Baca berita tanpa iklan. Gabung Kompas.com+
Dr M Subhan SD
Direktur PolEtik Strategic

Direktur PolEtik Strategic | Founder Mataangindonesia Social Initiative | msubhansd.com | mataanginsaguling.com

Koalisi, Kala Singa Tak Berdaya Menghadapi Sekawanan Hiena

Kompas.com - 26/05/2022, 06:10 WIB
Anda bisa menjadi kolumnis !
Kriteria (salah satu): akademisi, pekerja profesional atau praktisi di bidangnya, pengamat atau pemerhati isu-isu strategis, ahli/pakar di bidang tertentu, budayawan/seniman, aktivis organisasi nonpemerintah, tokoh masyarakat, pekerja di institusi pemerintah maupun swasta, mahasiswa S2 dan S3. Cara daftar baca di sini

PADANG sabana di benua Afrika adalah arena perburuan liar sesama satwa. Padang rumput luas itu adalah habitat mengerikan: terbuka, ganas, buas, bengis, tak ada ampun.

Yang ada cuma kill or to be killed. Hidup di padang sabana itu harus punya nyali, modal, dan beking kuat.

Harus kuat seperti singa, harus cepat seperti citah, harus licik seperti hiena. Satwa yang lemah, lambat, dan kecil akan menjadi mangsa yang empuk.

Singa adalah raja hutan, lambang sang penguasa.
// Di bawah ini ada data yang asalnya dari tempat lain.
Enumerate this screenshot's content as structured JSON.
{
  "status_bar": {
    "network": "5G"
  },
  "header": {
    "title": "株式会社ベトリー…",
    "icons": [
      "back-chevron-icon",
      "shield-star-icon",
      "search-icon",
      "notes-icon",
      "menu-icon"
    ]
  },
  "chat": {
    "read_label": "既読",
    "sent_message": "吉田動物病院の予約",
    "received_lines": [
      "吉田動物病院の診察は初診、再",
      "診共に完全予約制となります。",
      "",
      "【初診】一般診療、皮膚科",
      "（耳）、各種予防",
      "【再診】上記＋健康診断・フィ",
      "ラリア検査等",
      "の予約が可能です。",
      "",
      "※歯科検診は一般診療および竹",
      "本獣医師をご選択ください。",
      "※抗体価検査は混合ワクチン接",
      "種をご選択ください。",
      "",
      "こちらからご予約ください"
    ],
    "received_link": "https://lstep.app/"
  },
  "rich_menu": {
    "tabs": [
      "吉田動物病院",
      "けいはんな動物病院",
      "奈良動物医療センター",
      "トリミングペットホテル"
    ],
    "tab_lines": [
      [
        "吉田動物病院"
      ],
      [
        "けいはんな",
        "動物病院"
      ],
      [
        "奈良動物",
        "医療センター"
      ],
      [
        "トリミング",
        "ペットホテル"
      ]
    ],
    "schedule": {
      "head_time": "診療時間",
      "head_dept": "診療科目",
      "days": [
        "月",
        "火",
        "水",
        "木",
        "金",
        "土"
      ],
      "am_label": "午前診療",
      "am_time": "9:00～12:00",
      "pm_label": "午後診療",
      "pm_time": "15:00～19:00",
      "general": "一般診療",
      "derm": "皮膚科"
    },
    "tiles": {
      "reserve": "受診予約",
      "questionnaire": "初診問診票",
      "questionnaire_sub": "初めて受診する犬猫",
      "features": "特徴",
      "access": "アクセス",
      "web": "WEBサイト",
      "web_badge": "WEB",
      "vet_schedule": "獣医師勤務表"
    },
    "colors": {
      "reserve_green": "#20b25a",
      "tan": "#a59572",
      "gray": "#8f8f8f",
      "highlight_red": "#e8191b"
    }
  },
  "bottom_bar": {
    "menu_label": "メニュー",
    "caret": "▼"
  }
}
Semua hewan tunduk pada singa seperti gambaran film The Lion King.

Citah adalah satwa darat tercepat, bisa mencapai 120 km per jam. Itulah yang membuat citah mampu bertahan.

Adapun hiena atau dubuk adalah hewan cerdik nan licik. Selain berburu mangsa, hiena juga merebut hasil buruan satwa lain.

Seperti singa, hiena adalah hewan berkelompok tapi lebih solid dan banyak jumlahnya. Naluri hiena dapat menghitung kekuatan lawan, dan secepatnya bisa memanggil kawanannya untuk mengalahkan hewan lain.

Cara hidup bersekutu membuat hiena menjadi pemangsa ditakuti.

Ilustrasi metafor ini dikemukakan untuk memotret koalisi politik yang sudah ramai diperbincangkan, setelah munculnya Koalisi Indonesia Bersatu (KIB).

Seperti padang sabana, arena politik juga adu kuat, adu cepat, adu siasat. Siapa cepat dia hebat, siapa cepat dia dapat, siapa bersiasat dia melesat.

Kuat-cepat-siasat haruslah satu paket. Koalisi berarti menambah energi, memperbanyak kawan, melipatgandakan kekuatan. Daya dorong koalisi bak buldozer yang melibas apa yang menghadang.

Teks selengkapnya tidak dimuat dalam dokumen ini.